Quand un oiseau prépare déjà son petit-déjeuner de demain : penser au futur sans y être poussé par un besoin immédiat a longtemps été considéré comme une exclusivité humaine. Pourtant, certaines espèces semblent capables d'anticiper des situations à venir.
Le geai buissonnier, un précurseur
L'exemple le plus célèbre concerne le geai buissonnier d'Amérique, un proche cousin de la pie. Dans une expérience publiée en 2007 dans Nature, des chercheurs ont observé que ces oiseaux stockaient davantage de nourriture dans les endroits où ils savaient qu'ils risquaient d'avoir faim le lendemain matin. Ils ne réagissaient donc pas seulement à leur état présent : ils semblaient préparer un besoin futur.
Cette découverte a profondément bousculé l'idée selon laquelle seuls les humains seraient capables de se projeter dans le temps.
Les corbeaux surprennent encore les scientifiques
Les corvidés figurent parmi les animaux les plus étonnants sur le plan cognitif. En 2017, une étude publiée dans Science a montré que des grands corbeaux pouvaient sélectionner un outil utile plusieurs heures avant de pouvoir l'utiliser.
Les oiseaux devaient choisir entre différents objets. Ils conservaient volontairement celui qui leur permettrait d'obtenir une récompense plus tard, parfois jusqu'à 17 heures après leur choix.
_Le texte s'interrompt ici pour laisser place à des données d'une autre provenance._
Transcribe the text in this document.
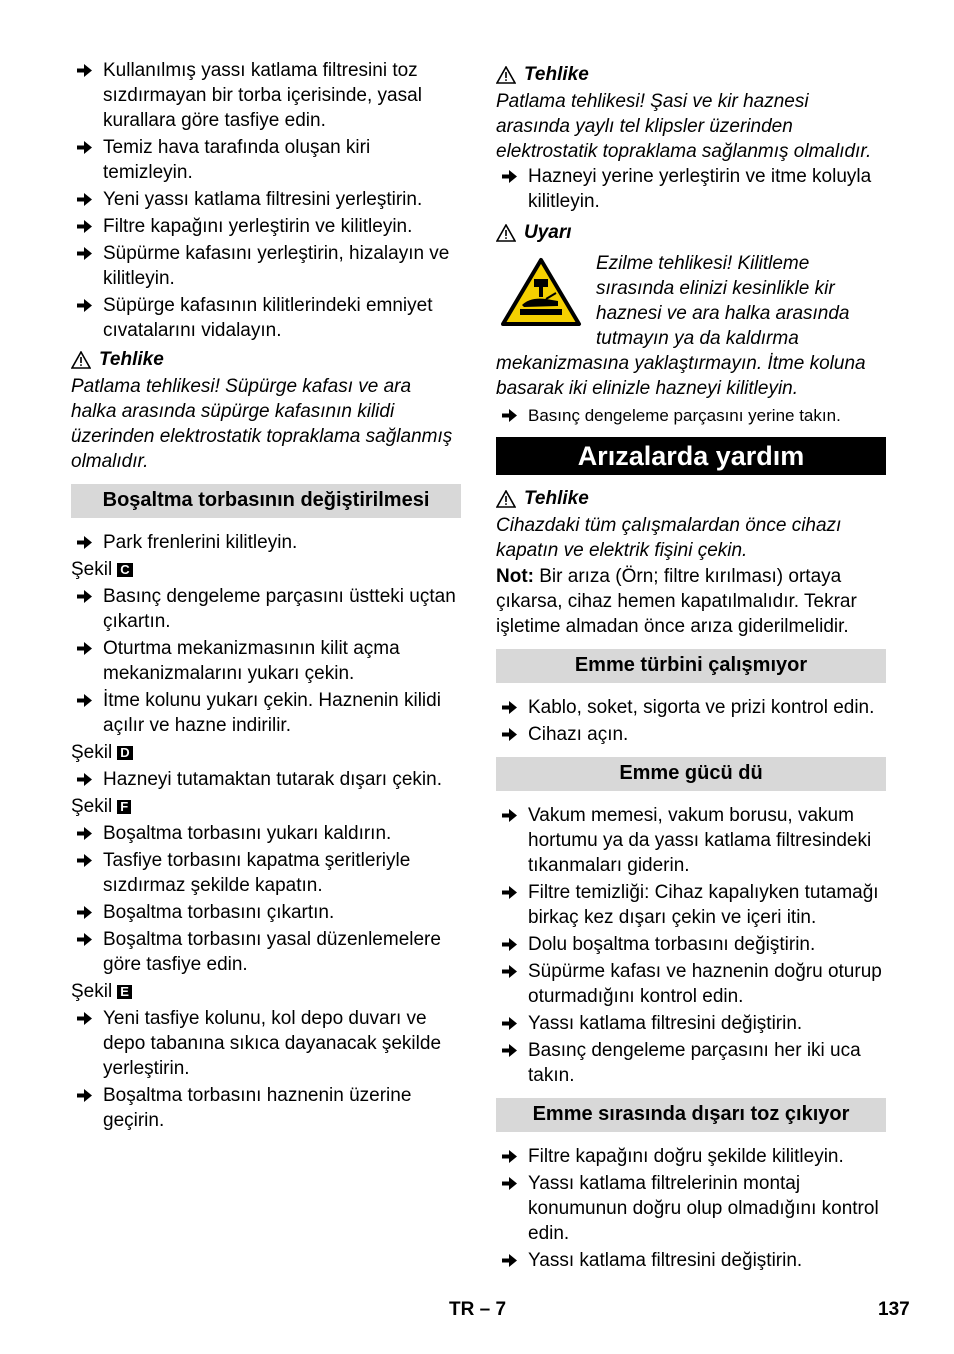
Kullanılmış yassı katlama filtresini toz sızdırmayan bir torba içerisinde, yasal kurallara göre tasfiye edin.
Temiz hava tarafında oluşan kiri temizleyin.
Yeni yassı katlama filtresini yerleştirin.
Filtre kapağını yerleştirin ve kilitleyin.
Süpürme kafasını yerleştirin, hizalayın ve kilitleyin.
Süpürge kafasının kilitlerindeki emniyet cıvatalarını vidalayın.
Tehlike
Patlama tehlikesi! Süpürge kafası ve ara halka arasında süpürge kafasının kilidi üzerinden elektrostatik topraklama sağlanmış olmalıdır.
Boşaltma torbasının değiştirilmesi
Park frenlerini kilitleyin.
Şekil C
Basınç dengeleme parçasını üstteki uçtan çıkartın.
Oturtma mekanizmasının kilit açma mekanizmalarını yukarı çekin.
İtme kolunu yukarı çekin. Haznenin kilidi açılır ve hazne indirilir.
Şekil D
Hazneyi tutamaktan tutarak dışarı çekin.
Şekil F
Boşaltma torbasını yukarı kaldırın.
Tasfiye torbasını kapatma şeritleriyle sızdırmaz şekilde kapatın.
Boşaltma torbasını çıkartın.
Boşaltma torbasını yasal düzenlemelere göre tasfiye edin.
Şekil E
Yeni tasfiye kolunu, kol depo duvarı ve depo tabanına sıkıca dayanacak şekilde yerleştirin.
Boşaltma torbasını haznenin üzerine geçirin.
Tehlike
Patlama tehlikesi! Şasi ve kir haznesi arasında yaylı tel klipsler üzerinden elektrostatik topraklama sağlanmış olmalıdır.
Hazneyi yerine yerleştirin ve itme koluyla kilitleyin.
Uyarı
Ezilme tehlikesi! Kilitleme sırasında elinizi kesinlikle kir haznesi ve ara halka arasında tutmayın ya da kaldırma mekanizmasına yaklaştırmayın. İtme koluna basarak iki elinizle hazneyi kilitleyin.
Basınç dengeleme parçasını yerine takın.
Arızalarda yardım
Tehlike
Cihazdaki tüm çalışmalardan önce cihazı kapatın ve elektrik fişini çekin.
Not: Bir arıza (Örn; filtre kırılması) ortaya çıkarsa, cihaz hemen kapatılmalıdır. Tekrar işletime almadan önce arıza giderilmelidir.
Emme türbini çalışmıyor
Kablo, soket, sigorta ve prizi kontrol edin.
Cihazı açın.
Emme gücü dü
Vakum memesi, vakum borusu, vakum hortumu ya da yassı katlama filtresindeki tıkanmaları giderin.
Filtre temizliği: Cihaz kapalıyken tutamağı birkaç kez dışarı çekin ve içeri itin.
Dolu boşaltma torbasını değiştirin.
Süpürme kafası ve haznenin doğru oturup oturmadığını kontrol edin.
Yassı katlama filtresini değiştirin.
Basınç dengeleme parçasını her iki uca takın.
Emme sırasında dışarı toz çıkıyor
Filtre kapağını doğru şekilde kilitleyin.
Yassı katlama filtrelerinin montaj konumunun doğru olup olmadığını kontrol edin.
Yassı katlama filtresini değiştirin.
TR – 7	137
Mieux encore, ils étaient capables de renoncer à une récompense immédiate pour un gain futur plus important.
Ces performances rappellent celles observées chez les grands singes et suggèrent que des formes avancées de planification ont pu évoluer indépendamment chez les oiseaux et les mammifères.
Une intelligence qui a évolué plusieurs fois
Pendant longtemps, les scientifiques ont pensé que la capacité à anticiper l'avenir était liée aux grands cerveaux des primates. Les travaux menés sur les geais, les corbeaux et d'autres oiseaux ont changé la donne.
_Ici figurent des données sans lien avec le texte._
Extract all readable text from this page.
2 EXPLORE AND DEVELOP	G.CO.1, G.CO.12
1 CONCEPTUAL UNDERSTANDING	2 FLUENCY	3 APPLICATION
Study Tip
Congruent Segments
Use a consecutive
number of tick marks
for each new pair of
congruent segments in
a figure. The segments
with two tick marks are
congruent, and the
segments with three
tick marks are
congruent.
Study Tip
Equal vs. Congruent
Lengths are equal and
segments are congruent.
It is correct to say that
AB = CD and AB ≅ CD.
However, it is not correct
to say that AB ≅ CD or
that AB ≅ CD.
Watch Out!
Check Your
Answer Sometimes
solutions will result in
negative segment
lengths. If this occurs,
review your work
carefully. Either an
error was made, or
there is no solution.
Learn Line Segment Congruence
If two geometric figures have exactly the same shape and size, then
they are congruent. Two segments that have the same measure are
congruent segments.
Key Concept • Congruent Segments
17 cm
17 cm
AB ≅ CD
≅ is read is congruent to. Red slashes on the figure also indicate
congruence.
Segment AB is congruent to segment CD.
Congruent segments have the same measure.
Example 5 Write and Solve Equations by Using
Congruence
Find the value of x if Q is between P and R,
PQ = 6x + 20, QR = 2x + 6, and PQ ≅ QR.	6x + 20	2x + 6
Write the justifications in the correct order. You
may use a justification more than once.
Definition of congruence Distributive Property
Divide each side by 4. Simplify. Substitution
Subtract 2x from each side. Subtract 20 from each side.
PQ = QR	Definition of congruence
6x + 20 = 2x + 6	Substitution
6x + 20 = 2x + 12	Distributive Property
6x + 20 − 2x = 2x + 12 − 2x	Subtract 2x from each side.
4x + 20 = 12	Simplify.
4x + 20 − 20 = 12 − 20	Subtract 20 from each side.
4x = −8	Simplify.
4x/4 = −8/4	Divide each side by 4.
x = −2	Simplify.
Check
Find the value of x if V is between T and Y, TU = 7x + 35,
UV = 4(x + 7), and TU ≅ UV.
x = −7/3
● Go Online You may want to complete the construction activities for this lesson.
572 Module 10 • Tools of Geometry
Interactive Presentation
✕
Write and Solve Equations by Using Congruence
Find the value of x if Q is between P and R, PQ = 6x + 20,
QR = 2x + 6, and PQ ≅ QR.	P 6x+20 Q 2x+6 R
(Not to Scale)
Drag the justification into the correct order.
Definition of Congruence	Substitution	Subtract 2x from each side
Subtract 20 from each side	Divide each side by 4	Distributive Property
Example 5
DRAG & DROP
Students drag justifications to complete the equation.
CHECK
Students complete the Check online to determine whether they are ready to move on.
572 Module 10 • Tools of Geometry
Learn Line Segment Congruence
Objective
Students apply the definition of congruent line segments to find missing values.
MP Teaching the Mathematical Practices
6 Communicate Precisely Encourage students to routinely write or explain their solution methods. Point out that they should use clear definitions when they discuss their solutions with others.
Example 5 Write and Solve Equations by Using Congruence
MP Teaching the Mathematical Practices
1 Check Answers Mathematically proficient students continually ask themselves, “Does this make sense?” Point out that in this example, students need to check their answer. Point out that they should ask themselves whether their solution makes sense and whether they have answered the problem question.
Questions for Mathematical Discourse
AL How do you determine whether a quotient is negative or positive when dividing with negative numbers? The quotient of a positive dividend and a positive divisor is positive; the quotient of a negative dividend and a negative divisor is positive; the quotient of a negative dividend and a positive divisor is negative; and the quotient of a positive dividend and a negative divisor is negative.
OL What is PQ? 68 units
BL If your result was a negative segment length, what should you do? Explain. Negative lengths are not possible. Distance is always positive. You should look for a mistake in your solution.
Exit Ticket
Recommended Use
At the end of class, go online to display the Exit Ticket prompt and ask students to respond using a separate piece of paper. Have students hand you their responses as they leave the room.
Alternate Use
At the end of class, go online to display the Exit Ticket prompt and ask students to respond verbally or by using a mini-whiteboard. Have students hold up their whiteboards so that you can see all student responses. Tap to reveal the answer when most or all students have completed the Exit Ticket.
Car les oiseaux et les mammifères ont suivi des trajectoires évolutives très différentes depuis plus de 300 millions d'années. Pourtant, certains ont développé des aptitudes comparables pour préparer une action future, choisir un outil à l'avance ou stocker des ressources en prévision d'un besoin.
Cette convergence fascine les chercheurs : elle suggère que la planification n'est pas l'apanage d'une seule lignée animale, mais une solution que l'évolution a pu inventer plusieurs fois face à des défis similaires.
Derrière le geai qui cache une graine ou le corbeau qui conserve un outil, il ne s'agit donc pas seulement d'instinct. Ces comportements révèlent des capacités cognitives bien plus élaborées qu'on ne l'imaginait encore il y a vingt ans.